Prof. Dr. Jörn Steigerwald

Forschung

Forschungsschwerpunkte
  • Konzepte der Poiesis, insbesondere Fragen zur Naturalisierung der Allegorie
 (13.-17. Jahrhundert)
  • Literarische ‚anthropologia christiana’ (13-18. Jahrhundert)
  • Empirische und literarische Anthropologie (17.-19. Jahrhundert)
  • Soziale und ästhetische Praxis der höfischen Gesellschaft, insbesondere der
Galanterie als sozialem Ideal (15.-18. Jahrhundert)
  • Liebessemantik, insbesondere Modelle der Liebe in der italienischen
Renaissance sowie Geschlechter und Sexualitätsforschung (15.-20. Jahrhundert)
  • Theorien der Imagination von der Renaissance bis zur Aufklärung
  • Das Verhältnis von Raum, Imagination und Subjekt um 1800
  • Wissenschaftsgeschichte (18.-20. Jahrhundert): Modelle des Kulturtransfers 
(17.-19. Jahrhundert)
Aktuelles Forschungsprojekt

 

Die Geburt des modernen Theaters in der Frühen Neuzeit

 

Das Theater in der Frühen Neuzeit wird bis heute meist als vormodern verstanden, da es weniger individuelle Gefühle und subjektive Konflikte und mehr Fragen der Staatsraison auf die Bühne bringt. Hinzu kommt die vermeintliche oder reale Ausrichtung auf einen strengen Aristotelismus, der dazu führt, dass der Beachtung der Regeln, insbesondere derjenigen der drei Einheiten sowie derjenigen der bienséance, des Anstandes bzw. der Schicklichkeit, mehr Aufmerksamkeit geschenkt wird als den zur Darstellung gebrachten Handlungen und deren Potenzial an Emotionalität. Allein das Theater Shakespeares scheint von dieser Kategorisierung der Dramen ausgenommen zu sein, da hier bereits jenes moderne Individuum – z.B. Hamlet – oder die modernen Leidenschaften wie die romantische Liebe und Tragödien – man denke an Romeo and Juliet, Othello oder King Lear – auf die Bühne gebracht werden, die seit der Mitte des 18. Jahrhunderts unser Verständnis vom Theater bis heute prägen.

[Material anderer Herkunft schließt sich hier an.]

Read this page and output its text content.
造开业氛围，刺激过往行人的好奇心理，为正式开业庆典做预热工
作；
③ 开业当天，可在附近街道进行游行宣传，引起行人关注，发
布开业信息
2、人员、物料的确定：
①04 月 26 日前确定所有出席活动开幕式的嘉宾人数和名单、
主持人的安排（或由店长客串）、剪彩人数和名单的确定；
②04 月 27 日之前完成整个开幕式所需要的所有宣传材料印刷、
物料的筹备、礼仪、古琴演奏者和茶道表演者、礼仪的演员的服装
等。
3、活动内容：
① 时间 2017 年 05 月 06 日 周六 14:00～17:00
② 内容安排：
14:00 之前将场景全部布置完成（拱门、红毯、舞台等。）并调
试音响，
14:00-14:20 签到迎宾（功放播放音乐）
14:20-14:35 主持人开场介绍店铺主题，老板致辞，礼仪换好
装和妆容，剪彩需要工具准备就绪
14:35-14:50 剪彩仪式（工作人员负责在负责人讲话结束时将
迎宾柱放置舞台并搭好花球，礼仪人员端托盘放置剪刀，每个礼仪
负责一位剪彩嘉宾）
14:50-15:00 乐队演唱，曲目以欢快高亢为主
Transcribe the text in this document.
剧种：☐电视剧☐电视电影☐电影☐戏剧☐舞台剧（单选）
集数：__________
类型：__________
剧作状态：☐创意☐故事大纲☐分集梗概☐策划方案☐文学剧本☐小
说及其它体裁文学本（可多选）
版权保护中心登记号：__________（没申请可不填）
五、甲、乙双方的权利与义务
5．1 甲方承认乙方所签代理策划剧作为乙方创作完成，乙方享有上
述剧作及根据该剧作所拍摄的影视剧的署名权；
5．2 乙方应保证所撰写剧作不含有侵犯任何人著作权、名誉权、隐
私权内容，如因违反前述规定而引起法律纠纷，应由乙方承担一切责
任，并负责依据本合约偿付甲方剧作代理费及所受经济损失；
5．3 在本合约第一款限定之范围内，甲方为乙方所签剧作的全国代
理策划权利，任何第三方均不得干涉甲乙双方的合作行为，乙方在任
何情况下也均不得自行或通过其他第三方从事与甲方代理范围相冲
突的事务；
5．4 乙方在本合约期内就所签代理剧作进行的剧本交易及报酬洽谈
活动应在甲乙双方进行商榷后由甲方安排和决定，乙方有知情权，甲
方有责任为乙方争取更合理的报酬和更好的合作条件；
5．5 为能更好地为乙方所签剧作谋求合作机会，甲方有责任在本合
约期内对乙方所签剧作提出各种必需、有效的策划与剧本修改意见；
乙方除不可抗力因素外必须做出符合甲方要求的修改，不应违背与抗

Die historische Forschung zur Frühen Neuzeit hat hingegen umfassend herausgearbeitet, dass bereits seit dem Ende der Renaissance und dann verstärkt im 17. Jahrhundert zahlreiche Transformationen im Gefüge der Familie, der Ehe und damit auch im Verständnis der Liebe stattfanden. Aufbauend auf, aber auch in Absetzung zu Michel Foucaults These, dass die Überlagerung des Allianzdispositivs durch das Sexualitätsdispositiv bereits im 17. Jahrhundert beginnt, haben Historiker wie Jean-Louis Flandrin und Maurice Daumas zeigen können, dass die Konfiguration von Elternschaft, Verwandtschaft und Sexualität in der Familie dieser Zeit einem grundlegenden Wandel unterworfen ist. Dieser führt dazu, dass die männliche Herrschaft im so genannten ‚ganzen Haus’, dem ‚oikos’ (Brunner), weiterhin erhalten bleibt, dass die Position der einzelnen Familienmitglieder sowie die Verbindungen untereinander jedoch neu geordnet werden. Hinzu kommt, wie Architekturhistoriker herausgestellt haben, dass auch das Haus im konkreten Sinne eine Veränderung erfährt, insofern zum einen neue Räume wie der Salon in das bauliche Ensemble integriert werden, um erstmals konkrete Räume zu schaffen, in denen Männer und Frauen einander begegnen und kommunizieren können (Gady). Zum anderen geht diese architektonische Neuerung einher mit der Öffnung des zuvor abgeschlossenen Hauses, so dass ein neues, ‚offenes‘ ganzes Haus entsteht.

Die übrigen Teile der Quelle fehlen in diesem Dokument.